You got a contract to produce 1000 widgets for the US government. Your initial budget indicated you would produce 200 widgets a week at a cost of $10/widget. You are required to use the Earned Value Method for progress reports. After 1 week you produced 250 widgets at an actual cost of $2300. What Cost Variance, Schedule Variance and Estimate at Completion will you report?
Actual cost = $2300
Earned value (EV) = 250 * $10 = $2500
Planned value (PV) = 200*10= $2000
SV = EV – PV = 2500 - 2000 = $500
CV = EV - AC = 2500 - 2300 = $200
SPI = EV/PV = 2500 / 2000 = 1.25
CPI = EV / AC = 2500/2300 = 1.09
There are three different methods to arrive at Estimate at completion
Method 1 - If CPI would remain same, (Budget at Completion) / (Cost Performance Index)

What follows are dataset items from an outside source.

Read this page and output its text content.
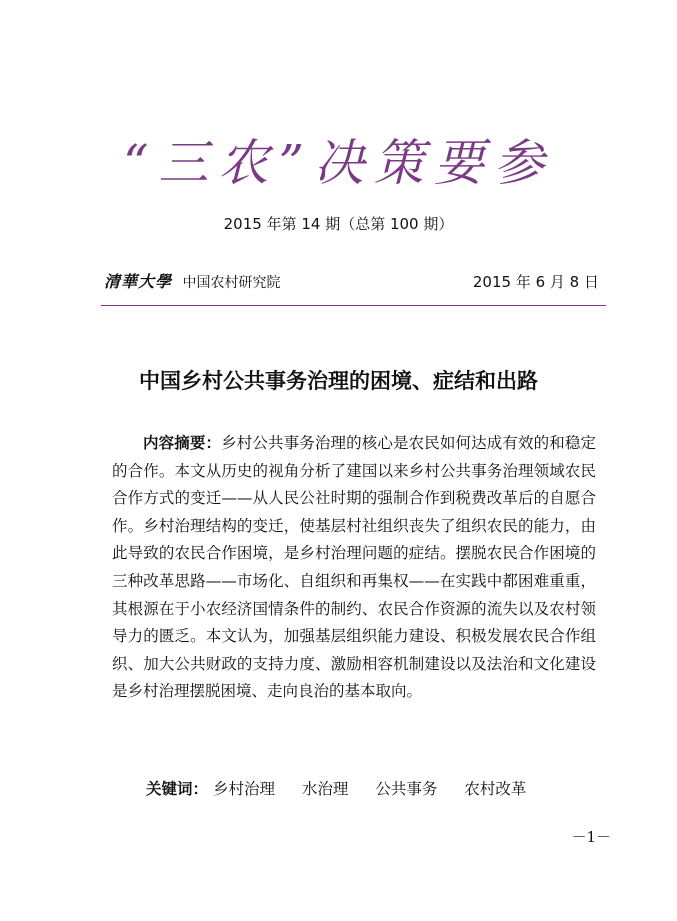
“三农”决策要参
2015 年第 14 期（总第 100 期）
清華大學 中国农村研究院	2015 年 6 月 8 日
中国乡村公共事务治理的困境、症结和出路

内容摘要：乡村公共事务治理的核心是农民如何达成有效的和稳定的合作。本文从历史的视角分析了建国以来乡村公共事务治理领域农民合作方式的变迁——从人民公社时期的强制合作到税费改革后的自愿合作。乡村治理结构的变迁，使基层村社组织丧失了组织农民的能力，由此导致的农民合作困境，是乡村治理问题的症结。摆脱农民合作困境的三种改革思路——市场化、自组织和再集权——在实践中都困难重重，其根源在于小农经济国情条件的制约、农民合作资源的流失以及农村领导力的匮乏。本文认为，加强基层组织能力建设、积极发展农民合作组织、加大公共财政的支持力度、激励相容机制建设以及法治和文化建设是乡村治理摆脱困境、走向良治的基本取向。

关键词： 乡村治理 水治理 公共事务 农村改革
－1－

EAC = (1000 * 10) / 1.09 = 9174
Method 2 - If the deviation in week 1 was one off case
EAC = Budget at completion + Actual cost - EV = 10000 + 2300 - 2500 = $9800
Method 3 - If all the parameters of Cost and Schedule will continue for coming weeks
EAC = AC + (BAC – EV) / (CPI * SPI) = 2300 + (10000 - 2500) / (1.09*1.25) = $7804.5
We should report EAC of method 2 as productivity in Week 1 could be one off case and project will continue as normal for coming weeks.